A loophole in Kansas state law, however, allows certain city governments to opt out of this long-standing rule. This loophole permits the publication of charter ordinances, such that certain communities can declare home-rule in exemption from the state law that requires the publication of notices in the local newspaper. In the last year, a handful of Kansas communities have decided to take advantage of this loophole as a way to save money.
On August 11, Ned Seaton — editor-in-chief of the Manhattan Mercury, a daily newspaper in Manhattan, Kansas — testified in front of Westmoreland’s city council to ask them to reconsider their decision. He addressed three key implications of the government’s choice to remove notices from newspapers: budget, transparency and liability. Seaton reminded the council that the cost of publishing these legals, especially when stacked against the cost of the event that required the notice in the first place, is a mere rounding error — the same cost per year as a couple of stop signs. He also explained that independent newspapers relieve government of the responsibility to be their own counterbalancing, regulatory check; by keeping newspapers as the required distributors of public notice, government officials are not liable for the mistakes they might make running the process themselves.

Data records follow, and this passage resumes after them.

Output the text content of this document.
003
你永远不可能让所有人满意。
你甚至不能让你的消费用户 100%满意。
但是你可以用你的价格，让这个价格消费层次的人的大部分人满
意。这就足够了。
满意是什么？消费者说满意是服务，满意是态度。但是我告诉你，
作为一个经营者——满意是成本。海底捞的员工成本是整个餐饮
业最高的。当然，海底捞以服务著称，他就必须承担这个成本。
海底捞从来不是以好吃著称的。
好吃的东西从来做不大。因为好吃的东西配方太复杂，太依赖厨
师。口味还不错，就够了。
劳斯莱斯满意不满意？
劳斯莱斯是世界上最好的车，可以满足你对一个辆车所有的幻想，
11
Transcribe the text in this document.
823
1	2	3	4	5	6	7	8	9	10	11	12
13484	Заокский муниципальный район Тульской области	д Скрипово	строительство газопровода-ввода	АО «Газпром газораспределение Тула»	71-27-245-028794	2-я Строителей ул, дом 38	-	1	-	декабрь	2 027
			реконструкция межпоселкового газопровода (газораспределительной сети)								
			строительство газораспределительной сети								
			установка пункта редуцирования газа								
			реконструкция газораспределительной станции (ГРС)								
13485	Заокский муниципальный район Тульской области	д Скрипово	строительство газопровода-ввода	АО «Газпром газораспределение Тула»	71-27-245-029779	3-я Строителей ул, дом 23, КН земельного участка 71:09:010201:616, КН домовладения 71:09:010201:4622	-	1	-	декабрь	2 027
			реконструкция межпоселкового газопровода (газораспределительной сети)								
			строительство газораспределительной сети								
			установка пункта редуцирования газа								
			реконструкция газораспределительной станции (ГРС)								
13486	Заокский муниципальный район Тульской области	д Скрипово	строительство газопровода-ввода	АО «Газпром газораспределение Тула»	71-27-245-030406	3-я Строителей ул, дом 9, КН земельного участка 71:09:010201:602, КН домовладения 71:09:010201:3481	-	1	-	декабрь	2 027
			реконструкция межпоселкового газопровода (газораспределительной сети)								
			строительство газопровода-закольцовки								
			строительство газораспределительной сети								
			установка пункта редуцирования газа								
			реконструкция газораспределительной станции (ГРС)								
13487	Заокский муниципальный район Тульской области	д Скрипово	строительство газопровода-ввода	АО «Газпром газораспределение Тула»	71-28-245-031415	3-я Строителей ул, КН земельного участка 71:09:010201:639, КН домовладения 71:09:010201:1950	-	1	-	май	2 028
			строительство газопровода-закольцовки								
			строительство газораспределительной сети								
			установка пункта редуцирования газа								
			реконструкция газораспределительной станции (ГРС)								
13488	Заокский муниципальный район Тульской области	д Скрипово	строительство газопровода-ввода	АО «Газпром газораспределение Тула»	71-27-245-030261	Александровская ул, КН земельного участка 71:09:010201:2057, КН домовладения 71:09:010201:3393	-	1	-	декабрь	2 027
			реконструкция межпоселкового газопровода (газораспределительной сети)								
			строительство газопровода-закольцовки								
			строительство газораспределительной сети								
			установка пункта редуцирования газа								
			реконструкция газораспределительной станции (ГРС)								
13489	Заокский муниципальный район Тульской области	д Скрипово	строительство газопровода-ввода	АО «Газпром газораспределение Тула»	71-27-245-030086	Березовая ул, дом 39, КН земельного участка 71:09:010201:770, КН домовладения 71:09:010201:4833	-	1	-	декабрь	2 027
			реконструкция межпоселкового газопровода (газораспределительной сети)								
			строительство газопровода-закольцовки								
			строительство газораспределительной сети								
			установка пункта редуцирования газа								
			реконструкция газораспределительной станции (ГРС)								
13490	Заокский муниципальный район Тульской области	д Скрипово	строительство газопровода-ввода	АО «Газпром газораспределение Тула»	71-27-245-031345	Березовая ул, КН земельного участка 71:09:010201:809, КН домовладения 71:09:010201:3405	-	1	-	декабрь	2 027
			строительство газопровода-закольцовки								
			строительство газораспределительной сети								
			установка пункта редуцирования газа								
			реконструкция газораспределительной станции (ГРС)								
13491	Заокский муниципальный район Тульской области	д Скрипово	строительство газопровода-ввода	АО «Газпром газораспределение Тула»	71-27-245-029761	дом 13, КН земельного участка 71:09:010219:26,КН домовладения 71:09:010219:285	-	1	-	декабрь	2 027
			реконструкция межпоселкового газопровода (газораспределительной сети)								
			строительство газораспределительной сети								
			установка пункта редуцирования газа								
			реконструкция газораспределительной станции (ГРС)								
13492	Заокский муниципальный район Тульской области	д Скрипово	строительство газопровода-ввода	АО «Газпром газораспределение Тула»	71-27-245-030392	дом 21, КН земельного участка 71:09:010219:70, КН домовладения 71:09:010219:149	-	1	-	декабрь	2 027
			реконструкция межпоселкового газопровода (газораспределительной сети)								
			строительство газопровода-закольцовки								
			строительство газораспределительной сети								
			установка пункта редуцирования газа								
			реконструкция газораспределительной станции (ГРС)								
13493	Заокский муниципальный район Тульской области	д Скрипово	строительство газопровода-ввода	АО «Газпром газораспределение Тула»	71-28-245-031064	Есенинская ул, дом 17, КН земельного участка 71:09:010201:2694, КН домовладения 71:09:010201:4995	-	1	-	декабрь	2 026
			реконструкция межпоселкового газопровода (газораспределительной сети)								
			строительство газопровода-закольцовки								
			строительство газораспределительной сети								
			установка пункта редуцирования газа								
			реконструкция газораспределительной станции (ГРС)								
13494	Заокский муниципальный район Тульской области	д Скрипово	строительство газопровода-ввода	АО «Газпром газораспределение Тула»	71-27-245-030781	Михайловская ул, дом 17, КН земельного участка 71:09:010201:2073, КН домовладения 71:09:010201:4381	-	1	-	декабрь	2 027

“I am asking you to reverse your vote last month, and instead continue to stand for transparency. I am asking you to designate – as your predecessors have designated for decades – an independent, subscription-supported printed newspaper as the verifiable method of notifying the public of what you’re doing. By doing so, you’ll be not only supporting a regional family-owned business, and its employees who actually cover your meetings, and you’ll not only be using a cost-effective medium, you’ll also be making a statement that you value government accountability, at least to the extent of four-tenths of one percent of your budget.”
– Ned Seaton, Publisher of The Manhattan Mercury, Manhattan, KS
Seaton argued that not only should government not get into the business of disseminating their own information; they shouldn’t want to. Without the systems in place to handle the public notice process well, government entities might miss notification deadlines, leave out critical information, or make changes electronically to notices on their websites without public knowledge. By handling the public notice process, local journalism not only maintains a transparent information stream for citizens, but also protects government officials from liability.
After Seaton’s statement, Westmoreland City Council agreed that the Times of Pottawatomie County is best equipped to handle the public notice process, and — in a rare instance — renounced their previous decision. Ironically, the council had to call the Times of Pottawatomie County to cancel the public notice that was to be published in the paper announcing the original ordinance.
The Times of Pottawatomie County is among a group of papers owned by Seaton Publishing Group, which is the birthplace of Column, a public benefit company dedicated to making public information systems more valuable, starting with public notice. Earlier this year, the Times adopted the Column software to provide a streamlined public notice service for city government. This self-serve platform is continuously updated, and has advanced features to reduce human error and uphold a high level of accuracy and regulatory compliance. With Column, government officials can digitally place notices in The Times and trust that their notices will be posted on the newspaper’s website, which is hosted by Column and has far broader reach than the government’s website. By remaining the required distributors of public notice, the Times of Pottawatomie County ensures that this important public information is as accessible as possible to the public.